Nicolas Hulot accusé de viol : Jean-Michel Aphatie clashe l’interview "honteuse" de Jean-Jacques Bourdin

Invité de Touche pas à mon poste jeudi 30 septembre, Jean-Michel Apathie est revenu sur l’interview jugée "honteuse" que Jean-Jacques Bourdin a mené avec Nicolas Hulot, la veille de la parution d’un article dans lequel il était fait état qu’il avait été accusé de viol.

Une histoire qui a secoué la classe politique. En février 2018, l’Ebdo révélait que dix ans plus tôt, une femme avait porté plainte contre Nicolas Hulot pour viol.
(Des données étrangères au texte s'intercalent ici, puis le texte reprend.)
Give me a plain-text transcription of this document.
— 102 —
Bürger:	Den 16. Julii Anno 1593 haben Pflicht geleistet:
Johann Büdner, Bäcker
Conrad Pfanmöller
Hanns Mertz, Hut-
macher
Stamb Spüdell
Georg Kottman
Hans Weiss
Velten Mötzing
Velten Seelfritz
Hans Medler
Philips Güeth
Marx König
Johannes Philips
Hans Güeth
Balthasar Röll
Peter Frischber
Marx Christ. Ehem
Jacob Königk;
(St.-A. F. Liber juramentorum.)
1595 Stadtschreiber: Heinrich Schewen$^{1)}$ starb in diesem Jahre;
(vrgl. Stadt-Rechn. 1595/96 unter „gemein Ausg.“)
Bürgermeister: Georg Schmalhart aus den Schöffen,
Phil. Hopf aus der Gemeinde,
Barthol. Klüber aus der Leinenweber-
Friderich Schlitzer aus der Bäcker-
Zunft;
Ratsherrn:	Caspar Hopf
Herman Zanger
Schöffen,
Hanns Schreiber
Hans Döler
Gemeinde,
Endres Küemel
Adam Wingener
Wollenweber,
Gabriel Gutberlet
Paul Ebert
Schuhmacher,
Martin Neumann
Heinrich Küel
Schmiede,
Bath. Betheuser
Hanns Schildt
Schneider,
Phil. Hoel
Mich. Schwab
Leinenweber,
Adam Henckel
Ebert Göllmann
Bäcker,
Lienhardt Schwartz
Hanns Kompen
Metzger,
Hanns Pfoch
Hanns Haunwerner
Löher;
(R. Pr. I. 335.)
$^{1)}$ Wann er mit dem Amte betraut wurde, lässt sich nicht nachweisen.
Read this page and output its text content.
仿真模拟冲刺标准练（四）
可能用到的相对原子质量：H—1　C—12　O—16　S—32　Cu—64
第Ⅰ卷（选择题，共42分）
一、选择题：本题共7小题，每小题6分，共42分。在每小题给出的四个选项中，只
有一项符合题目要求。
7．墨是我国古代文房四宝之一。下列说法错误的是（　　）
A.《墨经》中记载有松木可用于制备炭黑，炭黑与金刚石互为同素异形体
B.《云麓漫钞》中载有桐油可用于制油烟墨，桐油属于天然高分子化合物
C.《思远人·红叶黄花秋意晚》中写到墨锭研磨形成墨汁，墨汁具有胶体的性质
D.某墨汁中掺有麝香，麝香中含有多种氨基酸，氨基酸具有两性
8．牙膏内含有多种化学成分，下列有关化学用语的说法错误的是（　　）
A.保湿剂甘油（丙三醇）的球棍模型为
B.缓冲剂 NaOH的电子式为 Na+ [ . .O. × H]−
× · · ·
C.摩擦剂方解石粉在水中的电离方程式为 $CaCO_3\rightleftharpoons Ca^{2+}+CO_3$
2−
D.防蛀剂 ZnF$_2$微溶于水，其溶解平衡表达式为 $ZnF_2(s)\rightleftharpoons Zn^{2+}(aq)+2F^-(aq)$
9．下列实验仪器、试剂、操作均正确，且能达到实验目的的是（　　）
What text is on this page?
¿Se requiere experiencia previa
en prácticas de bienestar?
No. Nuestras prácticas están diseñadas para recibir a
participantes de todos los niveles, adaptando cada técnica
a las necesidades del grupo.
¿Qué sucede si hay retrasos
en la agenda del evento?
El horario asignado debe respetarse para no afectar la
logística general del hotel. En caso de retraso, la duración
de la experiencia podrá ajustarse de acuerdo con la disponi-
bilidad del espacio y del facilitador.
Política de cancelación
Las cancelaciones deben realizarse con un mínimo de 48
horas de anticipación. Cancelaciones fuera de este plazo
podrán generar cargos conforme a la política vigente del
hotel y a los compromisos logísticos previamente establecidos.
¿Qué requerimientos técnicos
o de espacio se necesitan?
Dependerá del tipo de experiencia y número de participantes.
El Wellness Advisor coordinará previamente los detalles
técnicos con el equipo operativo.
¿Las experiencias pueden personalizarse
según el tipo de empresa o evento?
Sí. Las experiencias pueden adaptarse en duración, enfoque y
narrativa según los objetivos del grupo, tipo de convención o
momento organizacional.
Une affaire passée à l’époque sous silence, dont Jean-Michel Apathie a reconstitué les circonstances, pour comprendre notamment comment Pascale Mitterrand, la petite-fille de François Mitterrand et victime présumée, avait rencontré l’ancien ministre de la Transition écologique en 1997, au moment des faits supposés. "J’ai essayé de restituer l’environnement de Sipa en 1997 et je suis tombé sur un témoignage qu’une autre journaliste a récupéré. Il s’agit d’une biographe de Nicolas Hulot et c’est celui du patron de Sipa, Göksin Sipahioglu", a ainsi expliqué le journaliste, invité de Touche pas à mon poste jeudi 30 septembre.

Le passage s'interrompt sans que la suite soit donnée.